This morning, Finally Frugal had nothing but positive things to say about their switch from Verizon Wireless to Virgin Mobile.
I too made that exact same switch back in October of 2007, following Frank from the Happy Rock’s lead.
And you know what?
I’ve got nothing but great things to say too…
My “service” hasn’t been any different since my days with Verizon but my bill certainly has — to the tune of a $900 per year savings.
Here’s how it works…
Every three months, I’m required to “top-up” my account. It’s simply a $21.20 bill that I have automatically billed to a credit card.
Yes, $21.20 for THREE months. Not per month, but THREE whole months.
My cell phone bill is $84.80 per year. Think about that the next time you pay your monthly cell phone bill.
The best part is that my $21.20 payment isn’t forfeited at the end of the three months.
I suppose it’s like those rollover plans that AT&T advertises on television — my Verizon plan never offered that (and cost more too!).
Looking back, Verizon was horrible.
I sent them forty something dollars each month and if I didn’t use the $40 worth of airtime, well, tough luck. I put up with that for years. It was stupid.
So I’m due to “top-up” with Virgin later this month, you know, for another 3 months of service. With all of the roll over from my previous payments, it will put my “balance” at over $120.

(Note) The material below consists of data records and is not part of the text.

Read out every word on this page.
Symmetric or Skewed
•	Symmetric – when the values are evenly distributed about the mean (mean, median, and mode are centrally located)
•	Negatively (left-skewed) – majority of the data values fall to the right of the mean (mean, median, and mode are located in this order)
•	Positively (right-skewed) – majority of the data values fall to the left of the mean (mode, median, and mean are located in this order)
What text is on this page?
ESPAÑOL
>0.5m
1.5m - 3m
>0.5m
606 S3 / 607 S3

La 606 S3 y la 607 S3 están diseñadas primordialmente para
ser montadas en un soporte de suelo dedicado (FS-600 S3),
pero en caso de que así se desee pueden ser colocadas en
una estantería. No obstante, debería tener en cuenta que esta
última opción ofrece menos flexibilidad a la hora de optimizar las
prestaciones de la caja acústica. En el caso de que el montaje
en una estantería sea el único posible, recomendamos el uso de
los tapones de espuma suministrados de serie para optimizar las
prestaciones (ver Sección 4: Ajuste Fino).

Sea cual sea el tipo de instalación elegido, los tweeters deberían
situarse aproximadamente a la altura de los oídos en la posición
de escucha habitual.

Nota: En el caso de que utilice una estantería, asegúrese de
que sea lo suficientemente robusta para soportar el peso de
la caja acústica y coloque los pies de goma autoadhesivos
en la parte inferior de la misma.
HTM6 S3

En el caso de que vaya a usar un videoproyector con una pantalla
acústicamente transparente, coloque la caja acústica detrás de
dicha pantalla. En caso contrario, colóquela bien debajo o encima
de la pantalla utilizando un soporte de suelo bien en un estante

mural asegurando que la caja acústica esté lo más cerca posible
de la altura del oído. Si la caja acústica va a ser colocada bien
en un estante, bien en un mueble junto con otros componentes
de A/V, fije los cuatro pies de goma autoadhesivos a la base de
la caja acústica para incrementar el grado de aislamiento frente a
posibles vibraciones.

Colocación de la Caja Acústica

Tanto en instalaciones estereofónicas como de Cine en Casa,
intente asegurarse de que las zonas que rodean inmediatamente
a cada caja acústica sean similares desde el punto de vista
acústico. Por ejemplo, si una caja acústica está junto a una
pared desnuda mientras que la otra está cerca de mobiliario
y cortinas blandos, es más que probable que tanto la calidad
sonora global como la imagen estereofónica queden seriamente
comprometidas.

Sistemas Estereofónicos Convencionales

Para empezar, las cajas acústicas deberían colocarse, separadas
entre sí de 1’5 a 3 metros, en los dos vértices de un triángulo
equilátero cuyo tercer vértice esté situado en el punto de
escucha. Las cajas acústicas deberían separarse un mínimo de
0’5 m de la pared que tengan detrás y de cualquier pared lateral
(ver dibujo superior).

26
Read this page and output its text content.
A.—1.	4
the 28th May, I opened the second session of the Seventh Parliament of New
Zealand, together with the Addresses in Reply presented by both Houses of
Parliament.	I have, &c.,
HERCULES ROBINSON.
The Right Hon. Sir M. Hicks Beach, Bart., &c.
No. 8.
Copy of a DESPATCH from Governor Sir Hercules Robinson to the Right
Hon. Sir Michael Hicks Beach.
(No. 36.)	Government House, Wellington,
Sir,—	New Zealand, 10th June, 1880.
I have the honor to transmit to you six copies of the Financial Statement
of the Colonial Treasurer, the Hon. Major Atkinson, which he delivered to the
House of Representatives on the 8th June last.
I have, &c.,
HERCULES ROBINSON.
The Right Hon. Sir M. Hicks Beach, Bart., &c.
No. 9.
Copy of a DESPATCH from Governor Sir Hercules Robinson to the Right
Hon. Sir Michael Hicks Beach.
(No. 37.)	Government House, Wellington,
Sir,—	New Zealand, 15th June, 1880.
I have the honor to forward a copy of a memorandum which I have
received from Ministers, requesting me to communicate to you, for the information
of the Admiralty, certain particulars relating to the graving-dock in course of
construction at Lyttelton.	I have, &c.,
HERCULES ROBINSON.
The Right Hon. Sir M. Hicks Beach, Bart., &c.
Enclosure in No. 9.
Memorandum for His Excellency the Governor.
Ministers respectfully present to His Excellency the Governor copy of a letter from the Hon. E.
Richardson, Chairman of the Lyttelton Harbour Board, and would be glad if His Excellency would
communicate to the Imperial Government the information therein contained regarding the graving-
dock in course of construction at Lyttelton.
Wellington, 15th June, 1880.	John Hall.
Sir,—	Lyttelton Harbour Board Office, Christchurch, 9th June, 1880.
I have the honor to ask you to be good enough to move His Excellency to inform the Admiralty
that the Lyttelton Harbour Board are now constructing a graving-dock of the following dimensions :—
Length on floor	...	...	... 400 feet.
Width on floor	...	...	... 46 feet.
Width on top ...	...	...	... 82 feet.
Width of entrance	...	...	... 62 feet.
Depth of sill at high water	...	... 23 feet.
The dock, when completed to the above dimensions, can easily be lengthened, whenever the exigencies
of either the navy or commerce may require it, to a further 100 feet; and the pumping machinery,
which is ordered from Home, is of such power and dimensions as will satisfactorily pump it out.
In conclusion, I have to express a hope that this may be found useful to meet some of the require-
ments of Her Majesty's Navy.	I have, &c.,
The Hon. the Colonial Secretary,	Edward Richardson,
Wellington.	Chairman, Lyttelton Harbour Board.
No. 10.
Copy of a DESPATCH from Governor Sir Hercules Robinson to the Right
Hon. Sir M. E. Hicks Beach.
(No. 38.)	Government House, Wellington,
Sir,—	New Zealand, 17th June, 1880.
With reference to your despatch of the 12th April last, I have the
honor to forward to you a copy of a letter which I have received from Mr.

Obviously I don’t use my phone very often (which might be why this plan has worked out so well for me) but with $120 worth of airtime available for use, well, let’s just say that I don’t have to be concerned with running out of minutes.
And that peace of mind is only costing me a smidgen over $7 per month.
I’d bet most folks are paying 6 or 7 times as much per month.
Just something to think about if you’re looking to cut your costs.